Nearly half of Hawaii high school students and a third of middle school students have tried e-cigarettes, data released by the Centers for Disease Control and Prevention shows.
In 2019, 48.3% of high school students and 30.6% of middle school students surveyed in the state said they had tried e-cigarettes at some point, the 2020 report released Thursday as part of the agency’s Youth Risk Behavioral Surveillance System shows.
Nationally, 50.1% of high schoolers said they’d tried vaping, up from 42.2% in 2017. Data for Hawaii students reporting having tried e-cigarettes was not collected in 2017.
The American Lung Association in Hawaii on Friday said the data punctuates the need for action in light of continuing reports of severe lung illnesses and deaths linked to vaping. That need is further compounded by the current COVID-19 pandemic, making those with compromised lungs more vulnerable for the worst effects.
The report also shows that 30.6% of high schoolers and 17.7% of middle schoolers in Hawaii are currently e-cigarette users.
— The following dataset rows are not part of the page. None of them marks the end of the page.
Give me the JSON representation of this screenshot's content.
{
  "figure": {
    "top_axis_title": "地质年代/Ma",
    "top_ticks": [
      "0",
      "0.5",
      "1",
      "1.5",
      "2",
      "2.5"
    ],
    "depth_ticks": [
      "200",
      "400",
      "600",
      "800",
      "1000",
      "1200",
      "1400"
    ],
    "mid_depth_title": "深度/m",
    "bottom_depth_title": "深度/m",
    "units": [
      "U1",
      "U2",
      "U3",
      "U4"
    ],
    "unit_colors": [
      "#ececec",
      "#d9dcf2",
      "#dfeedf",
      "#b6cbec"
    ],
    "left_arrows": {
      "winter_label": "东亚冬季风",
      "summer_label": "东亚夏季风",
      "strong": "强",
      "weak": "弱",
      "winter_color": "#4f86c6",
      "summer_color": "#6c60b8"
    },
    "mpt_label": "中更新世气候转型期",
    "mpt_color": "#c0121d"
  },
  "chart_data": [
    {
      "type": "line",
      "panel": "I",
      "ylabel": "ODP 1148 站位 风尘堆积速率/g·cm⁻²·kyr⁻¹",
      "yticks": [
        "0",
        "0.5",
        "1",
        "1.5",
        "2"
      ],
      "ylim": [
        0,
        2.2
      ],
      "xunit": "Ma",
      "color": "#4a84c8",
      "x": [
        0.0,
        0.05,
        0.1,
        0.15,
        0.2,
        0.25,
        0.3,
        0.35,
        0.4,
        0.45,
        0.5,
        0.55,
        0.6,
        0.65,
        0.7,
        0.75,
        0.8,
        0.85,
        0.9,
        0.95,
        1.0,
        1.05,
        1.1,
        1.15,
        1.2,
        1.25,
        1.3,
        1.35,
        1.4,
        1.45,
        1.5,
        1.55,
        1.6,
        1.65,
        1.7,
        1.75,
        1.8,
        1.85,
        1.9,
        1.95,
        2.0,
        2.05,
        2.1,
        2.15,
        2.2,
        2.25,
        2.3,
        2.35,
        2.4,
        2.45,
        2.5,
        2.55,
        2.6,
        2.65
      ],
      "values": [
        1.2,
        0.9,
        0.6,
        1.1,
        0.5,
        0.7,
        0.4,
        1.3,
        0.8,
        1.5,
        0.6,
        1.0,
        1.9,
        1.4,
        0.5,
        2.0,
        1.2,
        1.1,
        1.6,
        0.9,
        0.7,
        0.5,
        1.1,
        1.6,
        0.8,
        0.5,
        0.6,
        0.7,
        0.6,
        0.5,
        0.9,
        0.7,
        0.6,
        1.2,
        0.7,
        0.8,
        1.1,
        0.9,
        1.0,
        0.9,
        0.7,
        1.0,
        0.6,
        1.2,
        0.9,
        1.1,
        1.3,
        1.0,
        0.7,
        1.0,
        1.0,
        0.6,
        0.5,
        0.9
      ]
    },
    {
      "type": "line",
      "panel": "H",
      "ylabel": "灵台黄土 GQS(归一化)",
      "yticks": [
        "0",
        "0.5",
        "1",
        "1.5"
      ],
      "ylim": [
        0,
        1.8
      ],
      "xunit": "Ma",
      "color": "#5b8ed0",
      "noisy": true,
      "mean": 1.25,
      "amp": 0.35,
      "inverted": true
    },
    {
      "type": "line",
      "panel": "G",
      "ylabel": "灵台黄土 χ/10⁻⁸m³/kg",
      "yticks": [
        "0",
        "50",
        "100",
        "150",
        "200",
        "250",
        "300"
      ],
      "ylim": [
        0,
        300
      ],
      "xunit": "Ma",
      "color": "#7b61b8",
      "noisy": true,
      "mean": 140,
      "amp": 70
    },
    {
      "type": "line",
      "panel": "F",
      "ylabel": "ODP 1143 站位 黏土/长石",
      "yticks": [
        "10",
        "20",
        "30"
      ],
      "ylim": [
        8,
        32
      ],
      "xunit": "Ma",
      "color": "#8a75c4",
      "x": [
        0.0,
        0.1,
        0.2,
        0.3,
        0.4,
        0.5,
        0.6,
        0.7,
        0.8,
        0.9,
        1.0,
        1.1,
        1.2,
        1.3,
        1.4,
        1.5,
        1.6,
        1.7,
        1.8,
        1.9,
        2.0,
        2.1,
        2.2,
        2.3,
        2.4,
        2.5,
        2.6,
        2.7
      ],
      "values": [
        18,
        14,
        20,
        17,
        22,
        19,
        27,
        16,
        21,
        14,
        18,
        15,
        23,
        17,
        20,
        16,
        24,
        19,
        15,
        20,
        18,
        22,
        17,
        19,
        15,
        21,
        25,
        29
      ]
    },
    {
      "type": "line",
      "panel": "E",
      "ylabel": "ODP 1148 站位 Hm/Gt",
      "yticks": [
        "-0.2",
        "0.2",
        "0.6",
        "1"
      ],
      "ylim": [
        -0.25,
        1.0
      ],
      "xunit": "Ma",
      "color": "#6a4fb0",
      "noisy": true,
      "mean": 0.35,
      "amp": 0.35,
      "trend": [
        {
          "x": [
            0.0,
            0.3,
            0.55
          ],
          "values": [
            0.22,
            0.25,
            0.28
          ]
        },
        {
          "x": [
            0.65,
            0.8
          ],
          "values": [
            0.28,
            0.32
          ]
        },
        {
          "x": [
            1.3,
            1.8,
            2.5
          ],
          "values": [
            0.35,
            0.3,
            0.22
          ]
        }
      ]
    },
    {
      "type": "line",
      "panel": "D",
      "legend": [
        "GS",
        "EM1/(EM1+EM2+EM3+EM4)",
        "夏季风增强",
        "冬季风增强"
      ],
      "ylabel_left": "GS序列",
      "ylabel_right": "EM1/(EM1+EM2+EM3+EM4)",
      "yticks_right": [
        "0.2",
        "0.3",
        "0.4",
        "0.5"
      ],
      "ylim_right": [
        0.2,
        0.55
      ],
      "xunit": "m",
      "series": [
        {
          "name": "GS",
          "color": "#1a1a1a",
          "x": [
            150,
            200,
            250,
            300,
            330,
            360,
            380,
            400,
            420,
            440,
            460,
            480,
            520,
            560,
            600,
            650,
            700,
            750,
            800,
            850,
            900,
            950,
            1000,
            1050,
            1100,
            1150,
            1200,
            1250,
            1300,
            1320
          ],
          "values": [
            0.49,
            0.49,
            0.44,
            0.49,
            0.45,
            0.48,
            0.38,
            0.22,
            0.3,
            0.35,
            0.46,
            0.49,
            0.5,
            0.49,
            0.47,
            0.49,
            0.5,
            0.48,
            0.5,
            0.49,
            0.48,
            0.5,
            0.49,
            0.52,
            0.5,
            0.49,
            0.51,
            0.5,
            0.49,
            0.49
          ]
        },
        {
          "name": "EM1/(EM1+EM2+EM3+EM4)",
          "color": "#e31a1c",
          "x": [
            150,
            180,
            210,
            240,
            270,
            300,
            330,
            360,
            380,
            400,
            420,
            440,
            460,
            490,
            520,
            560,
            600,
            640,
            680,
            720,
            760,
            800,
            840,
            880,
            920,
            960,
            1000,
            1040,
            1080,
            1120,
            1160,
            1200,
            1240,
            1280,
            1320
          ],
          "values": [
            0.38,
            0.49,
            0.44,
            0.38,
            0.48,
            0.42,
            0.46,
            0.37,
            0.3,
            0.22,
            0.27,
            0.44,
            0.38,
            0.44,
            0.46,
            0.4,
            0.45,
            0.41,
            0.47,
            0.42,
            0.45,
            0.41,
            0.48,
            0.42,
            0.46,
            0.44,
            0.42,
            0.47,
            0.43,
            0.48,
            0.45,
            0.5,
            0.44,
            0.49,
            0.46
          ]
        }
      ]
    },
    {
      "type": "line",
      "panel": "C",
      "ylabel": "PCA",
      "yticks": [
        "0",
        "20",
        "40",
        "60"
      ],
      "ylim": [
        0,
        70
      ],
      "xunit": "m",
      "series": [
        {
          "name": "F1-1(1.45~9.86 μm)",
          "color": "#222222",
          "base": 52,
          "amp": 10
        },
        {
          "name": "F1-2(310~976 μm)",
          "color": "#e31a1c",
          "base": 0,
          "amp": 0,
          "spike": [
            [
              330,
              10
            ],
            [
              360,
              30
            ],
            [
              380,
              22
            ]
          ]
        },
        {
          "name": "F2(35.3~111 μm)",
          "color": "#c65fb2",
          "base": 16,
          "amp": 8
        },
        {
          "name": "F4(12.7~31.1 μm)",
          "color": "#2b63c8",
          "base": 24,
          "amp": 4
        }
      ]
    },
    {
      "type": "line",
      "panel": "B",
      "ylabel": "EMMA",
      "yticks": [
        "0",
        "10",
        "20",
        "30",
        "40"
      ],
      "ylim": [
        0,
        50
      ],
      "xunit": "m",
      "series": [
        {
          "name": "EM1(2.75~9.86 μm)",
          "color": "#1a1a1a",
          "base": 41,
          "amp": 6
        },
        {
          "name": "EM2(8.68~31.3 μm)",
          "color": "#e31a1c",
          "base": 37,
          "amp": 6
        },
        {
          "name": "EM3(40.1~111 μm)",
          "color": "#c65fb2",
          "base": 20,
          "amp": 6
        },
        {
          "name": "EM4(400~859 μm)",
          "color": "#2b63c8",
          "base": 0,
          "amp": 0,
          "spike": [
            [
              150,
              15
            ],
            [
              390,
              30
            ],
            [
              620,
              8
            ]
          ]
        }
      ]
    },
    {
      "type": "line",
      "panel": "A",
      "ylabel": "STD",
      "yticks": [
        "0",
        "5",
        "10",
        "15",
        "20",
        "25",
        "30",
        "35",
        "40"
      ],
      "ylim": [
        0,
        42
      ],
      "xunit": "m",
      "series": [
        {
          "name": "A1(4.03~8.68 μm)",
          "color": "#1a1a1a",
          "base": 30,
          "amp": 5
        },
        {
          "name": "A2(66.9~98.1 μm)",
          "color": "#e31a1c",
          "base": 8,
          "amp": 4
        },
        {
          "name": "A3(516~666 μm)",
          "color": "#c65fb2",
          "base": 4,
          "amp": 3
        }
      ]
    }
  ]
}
In 2017, 25.5% of — or one in four — high school students reported regular use of e-cigarettes.
Further, the data shows that more than half of all Native Hawaiian and Pacific Islander high school students have ever tried e-cigarettes while 45% of middle school Pacific Islanders have said the same.
“The elevated vaping numbers in Hawaii are disheartening, especially knowing that Native Hawaiians and Pacific Islanders have higher vaping rates than the rest of the youth in Hawaii. Ending the sale of all flavored tobacco products, including mint and menthol as well as products like flavored e-cigarettes, cigars and cigarettes is a critical step that must be taken immediately to curb the youth e-cigarette epidemic,” said Pedro Haro, executive director of the American Lung Association in Hawaii.
Haro called on legislators to act in the upcoming session “to protect our young people by including mint and menthol in a comprehensive prohibition of all flavored tobacco products.”
In July, the state Senate Ways and Means Committee unanimously advanced a bill banning flavored tobacco products, however, the House disagreed with the Senate’s amendments, so the bill died.
The figures for e-cigarette use are far higher than tobacco use, with 17.8% of Hawaii high schoolers having said they’d ever tried smoking cigarettes, according to the data. Nationally, 24.1% of high school students admitted to having smoked tobacco.
Earlier this month, the association launched its revised N-O-T Not On Tobacco youth tobacco cessation and INDEPTH alternative to suspension programs and facilitator training courses. N-O-T is an evidence-based program with an impressive success rate, with approximately 90% of teens who participate in the program cutting back or quitting tobacco all together. The revision goes beyond cigarette smoking to include all tobacco products, with an increased focus on nicotine dependence, e-cigarettes and multiple tobacco product use.
Both the N-O-T and INDEPTH programs support comprehensive tobacco control policies in school or community settings and support the American Lung Association’s measures to eliminate tobacco use by youth and to reduce the youth e-cigarette prevalence rate to 15% by 2025.
“Our state needs to invest in helping youth quit tobacco, including e-cigarettes – as well as enact flavored tobacco restrictions. The Lung Association’s N-O-T program evaluation shows that along with quitting smoking or vaping, youth also have been shown to have better grades, higher motivation, fewer absences, better relationships with teachers and fewer school tobacco use policy violations,” Haro said.